The performance of AST-SE against its competitors was also examined on a real-world data, the H3N2 Influenza Virus dataset. This dataset contains temporally collected gene expression measurements (12,032 genes) of a human subject infected with the H3N2 virus [17]. Blood samples were collected on multiple occasions (16 time points drawn approximately once every eight hours) during the five-day period, after the virus was inoculated in the subject. The task is to predict the expression value for all genes (nodes) at the next timestep using the previous 3 timesteps as features. The similarity structure among the genes was constructed by estimating the sparse inverse covariance matrix from the expression data, using the algorithm proposed in [14].
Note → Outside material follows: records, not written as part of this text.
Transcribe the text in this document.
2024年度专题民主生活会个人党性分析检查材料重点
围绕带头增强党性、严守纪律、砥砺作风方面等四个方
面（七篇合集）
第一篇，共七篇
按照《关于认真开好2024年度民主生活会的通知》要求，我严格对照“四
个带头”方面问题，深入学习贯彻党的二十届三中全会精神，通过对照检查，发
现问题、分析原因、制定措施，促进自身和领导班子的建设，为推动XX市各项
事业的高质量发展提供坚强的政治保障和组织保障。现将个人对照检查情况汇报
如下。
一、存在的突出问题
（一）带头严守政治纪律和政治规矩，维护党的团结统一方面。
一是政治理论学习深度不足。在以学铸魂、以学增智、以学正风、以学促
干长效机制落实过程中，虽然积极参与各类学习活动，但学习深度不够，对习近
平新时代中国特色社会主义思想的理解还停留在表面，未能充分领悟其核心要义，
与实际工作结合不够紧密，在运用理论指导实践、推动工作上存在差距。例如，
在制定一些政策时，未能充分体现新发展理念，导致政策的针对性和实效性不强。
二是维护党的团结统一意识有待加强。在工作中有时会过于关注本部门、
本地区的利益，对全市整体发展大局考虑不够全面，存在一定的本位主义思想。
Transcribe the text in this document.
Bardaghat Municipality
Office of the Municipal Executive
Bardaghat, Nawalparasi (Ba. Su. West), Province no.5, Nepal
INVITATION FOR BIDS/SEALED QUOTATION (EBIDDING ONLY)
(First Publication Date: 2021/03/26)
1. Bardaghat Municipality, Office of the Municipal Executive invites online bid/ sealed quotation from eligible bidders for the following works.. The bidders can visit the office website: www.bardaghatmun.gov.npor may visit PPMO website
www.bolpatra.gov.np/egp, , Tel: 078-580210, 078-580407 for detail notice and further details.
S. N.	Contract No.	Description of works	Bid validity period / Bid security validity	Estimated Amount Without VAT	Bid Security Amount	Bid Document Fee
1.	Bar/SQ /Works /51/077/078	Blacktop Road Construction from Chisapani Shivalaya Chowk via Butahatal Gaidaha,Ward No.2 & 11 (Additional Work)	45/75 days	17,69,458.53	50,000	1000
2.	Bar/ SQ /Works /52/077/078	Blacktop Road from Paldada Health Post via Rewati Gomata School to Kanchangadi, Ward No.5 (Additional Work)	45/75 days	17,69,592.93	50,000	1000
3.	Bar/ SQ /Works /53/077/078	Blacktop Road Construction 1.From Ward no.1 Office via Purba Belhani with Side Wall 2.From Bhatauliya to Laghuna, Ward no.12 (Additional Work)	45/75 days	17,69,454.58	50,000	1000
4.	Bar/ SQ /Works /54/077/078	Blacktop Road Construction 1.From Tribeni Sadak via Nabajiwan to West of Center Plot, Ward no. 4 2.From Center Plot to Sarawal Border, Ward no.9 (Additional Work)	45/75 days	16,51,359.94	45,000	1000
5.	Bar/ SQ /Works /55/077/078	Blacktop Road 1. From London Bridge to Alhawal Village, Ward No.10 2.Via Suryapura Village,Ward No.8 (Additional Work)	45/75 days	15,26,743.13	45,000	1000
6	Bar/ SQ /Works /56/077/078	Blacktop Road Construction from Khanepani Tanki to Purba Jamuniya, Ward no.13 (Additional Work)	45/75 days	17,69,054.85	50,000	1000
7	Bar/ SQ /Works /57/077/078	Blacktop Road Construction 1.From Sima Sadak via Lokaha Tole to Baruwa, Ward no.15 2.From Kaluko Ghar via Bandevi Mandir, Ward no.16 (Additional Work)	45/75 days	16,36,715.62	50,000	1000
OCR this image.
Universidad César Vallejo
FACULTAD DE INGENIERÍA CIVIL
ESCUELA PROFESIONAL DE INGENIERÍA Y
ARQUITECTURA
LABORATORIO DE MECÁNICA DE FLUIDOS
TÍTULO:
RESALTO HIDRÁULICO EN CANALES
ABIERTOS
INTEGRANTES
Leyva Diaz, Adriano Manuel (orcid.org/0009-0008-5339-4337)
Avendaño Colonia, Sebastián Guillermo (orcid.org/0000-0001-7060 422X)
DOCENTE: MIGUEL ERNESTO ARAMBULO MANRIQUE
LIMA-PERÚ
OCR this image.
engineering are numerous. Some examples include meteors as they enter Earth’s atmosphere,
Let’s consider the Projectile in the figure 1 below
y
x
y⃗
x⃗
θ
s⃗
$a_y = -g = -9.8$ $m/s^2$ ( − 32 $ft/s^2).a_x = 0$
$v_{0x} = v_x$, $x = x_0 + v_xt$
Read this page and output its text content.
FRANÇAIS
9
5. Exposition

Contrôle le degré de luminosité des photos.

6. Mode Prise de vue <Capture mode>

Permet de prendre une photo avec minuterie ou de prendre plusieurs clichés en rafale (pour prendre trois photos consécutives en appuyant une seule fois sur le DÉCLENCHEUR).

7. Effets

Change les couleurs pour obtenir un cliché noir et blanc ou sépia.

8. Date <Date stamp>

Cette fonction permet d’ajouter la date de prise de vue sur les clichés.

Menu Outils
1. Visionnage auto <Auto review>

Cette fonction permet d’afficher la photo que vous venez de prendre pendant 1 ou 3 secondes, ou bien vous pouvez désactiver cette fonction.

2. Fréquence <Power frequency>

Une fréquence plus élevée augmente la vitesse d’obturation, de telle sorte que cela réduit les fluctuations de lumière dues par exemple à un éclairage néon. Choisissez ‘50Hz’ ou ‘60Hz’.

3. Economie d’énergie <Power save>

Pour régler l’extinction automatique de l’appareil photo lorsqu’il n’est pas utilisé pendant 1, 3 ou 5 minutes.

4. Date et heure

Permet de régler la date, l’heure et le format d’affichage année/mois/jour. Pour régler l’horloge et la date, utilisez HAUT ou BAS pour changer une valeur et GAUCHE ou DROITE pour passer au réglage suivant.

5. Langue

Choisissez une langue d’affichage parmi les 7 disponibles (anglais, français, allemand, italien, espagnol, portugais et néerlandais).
The results of all models are summarized in Table 4. Clearly, AST-SE outperforms all baselines in terms of accuracy. It obtains the lowest average MSE and seems to be the most stable, as it has the tightest confidence interval for its average MSE. As to execution time, LR is by far the fastest approach. However, it obtains a high MSE. Furthermore, although AST-SE is only the second fastest among all models, it is approximately \(\sim \)34–41% more accurate compared to all of them including LR, thus providing the best trade-off between accuracy and efficiency. In other words, notwithstanding LR, which is an unstructured predictor, AST-SE is the fastest among the structured approaches. More precisely, when its components are run in parallel, in conducted experiments it was approximately 4.5 times faster than SE and WSE, while being \(\sim \)140 times faster (on average) than a standard GCRF. One reason for this is that, over the whole time span, State 1 was more frequently chosen than State 2 and State 3 (see Fig. 4). Another reason is that the ultimate scenario of passing through all 3 states to choose the best one (that is, indirectly selected) is the case in only 4 timesteps out of 12. What is most surprising, is that a model that skips the entire or some parts of the training process so frequently while operating solely on partial views can still capture the original network structure more accurately and in a more efficient manner than a graphical model that takes the whole network structure into account. According to this, the performance of AST-SE on both synthetic and gene expression data are consistent.

6 Conclusion

In this study, we introduced AST-SE, a novel ensemble-based model for structured regression on temporal networks. This model extends the concept of ensemble learning in temporal environments by employing multiple GCRF models to capture different network substructures and combining them into a single composite ensemble in order to achieve greater predictive power. Changing between states, at each timestep, AST-SE is able to automatically detect changes occurring over time in the data distribution, and to adapt accordingly by partially, or even completely skipping the retraining process. According to the experimental results on both synthetic and real-world data, AST-SE achieves a significant reduction in execution time, while maintaining sufficient accuracy. Nevertheless, our future plans are directed towards developing even more intelligent and advanced methodologies for detecting changes in temporal data distributions.